A liquid portfolio is made up of assets that can be converted to cash quickly and without a steep loss in value — publicly traded stocks, bonds, and cash equivalents. When a billionaire places 70% of that portion into a single asset, it signals a deliberate, concentrated position, not incidental exposure. Bitcoin is a decentralized digital currency with a fixed maximum supply written into its protocol, a constraint its proponents argue distinguishes it from fiat currencies that central banks can expand through policy decisions.

The Fiat-to-BTC Pipeline

The billionaire's stated approach — converting fiat to Bitcoin as soon as it arrives — functions as a systematic conversion strategy triggered by cash inflows rather than calendar dates. Any income, dividend, or liquidity event denominated in pesos or dollars becomes, in his framing, a temporary stop before it moves into Bitcoin. Removing the timing decision from the equation is a discipline long advocated by Bitcoin proponents as a hedge against waiting for a more favorable entry point that may never come.
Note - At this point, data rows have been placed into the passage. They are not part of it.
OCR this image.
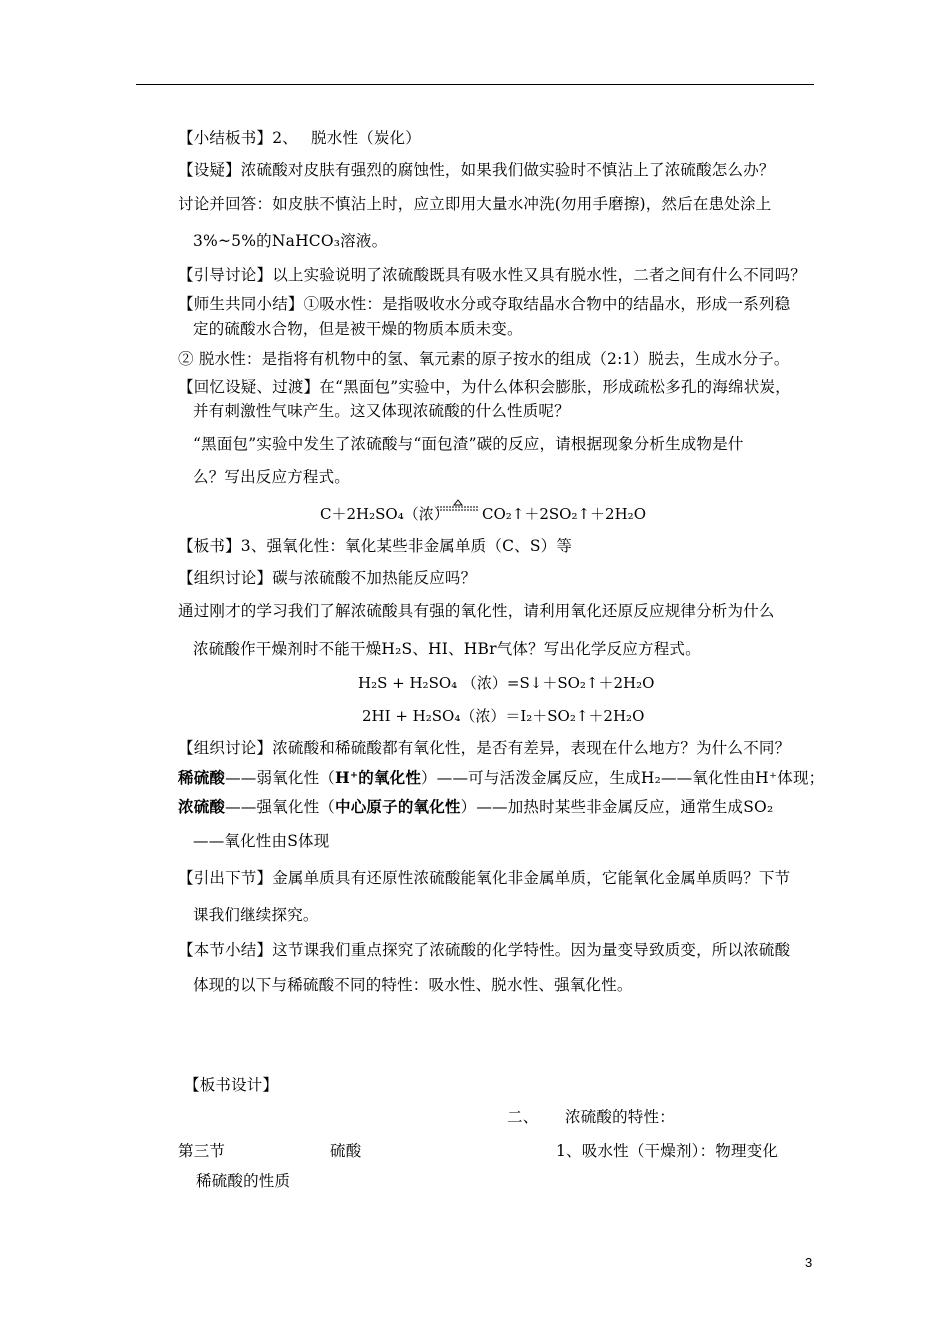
【小结板书】2、　 脱水性（炭化）
【设疑】浓硫酸对皮肤有强烈的腐蚀性，如果我们做实验时不慎沾上了浓硫酸怎么办？
讨论并回答：如皮肤不慎沾上时，应立即用大量水冲洗(勿用手磨擦)，然后在患处涂上
3%~5%的NaHCO₃溶液。
【引导讨论】以上实验说明了浓硫酸既具有吸水性又具有脱水性，二者之间有什么不同吗？
【师生共同小结】①吸水性：是指吸收水分或夺取结晶水合物中的结晶水，形成一系列稳
定的硫酸水合物，但是被干燥的物质本质未变。
② 脱水性：是指将有机物中的氢、氧元素的原子按水的组成（2:1）脱去，生成水分子。
【回忆设疑、过渡】在“黑面包”实验中，为什么体积会膨胀，形成疏松多孔的海绵状炭，
并有刺激性气味产生。这又体现浓硫酸的什么性质呢？
“黑面包”实验中发生了浓硫酸与“面包渣”碳的反应，请根据现象分析生成物是什
么？写出反应方程式。
C＋2H₂SO₄（浓） CO₂↑＋2SO₂↑＋2H₂O
【板书】3、强氧化性：氧化某些非金属单质（C、S）等
【组织讨论】碳与浓硫酸不加热能反应吗？
通过刚才的学习我们了解浓硫酸具有强的氧化性，请利用氧化还原反应规律分析为什么
浓硫酸作干燥剂时不能干燥H₂S、HI、HBr气体？写出化学反应方程式。
H₂S + H₂SO₄ （浓）=S↓＋SO₂↑＋2H₂O
2HI + H₂SO₄（浓）＝I₂＋SO₂↑＋2H₂O
【组织讨论】浓硫酸和稀硫酸都有氧化性，是否有差异，表现在什么地方？为什么不同？
稀硫酸——弱氧化性（H⁺的氧化性）——可与活泼金属反应，生成H₂——氧化性由H⁺体现；
浓硫酸——强氧化性（中心原子的氧化性）——加热时某些非金属反应，通常生成SO₂
——氧化性由S体现
【引出下节】金属单质具有还原性浓硫酸能氧化非金属单质，它能氧化金属单质吗？下节
课我们继续探究。
【本节小结】这节课我们重点探究了浓硫酸的化学特性。因为量变导致质变，所以浓硫酸
体现的以下与稀硫酸不同的特性：吸水性、脱水性、强氧化性。
【板书设计】
二、 浓硫酸的特性：
第三节	硫酸	1、吸水性（干燥剂）：物理变化
稀硫酸的性质
3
Why the Allocation Size Is Noteworthy

A 70% concentration in any single asset is aggressive by conventional portfolio management standards, where diversification across asset classes is the baseline prescription. That a billionaire — someone with the resources and advisory access to hold almost anything — is choosing this level of Bitcoin exposure is the signal worth tracking. It reflects a judgment that the risk of holding fiat, particularly in an emerging-market context where currency depreciation is a recurring concern, outweighs the concentration risk of a heavy Bitcoin position.

One caveat worth noting: the disclosure rests entirely on the billionaire's own statement. No on-chain data or independently verified wallet figures accompany the claim. In a market where institutional narratives move sentiment, the distinction between a verifiable holding and a self-reported one is not a minor footnote.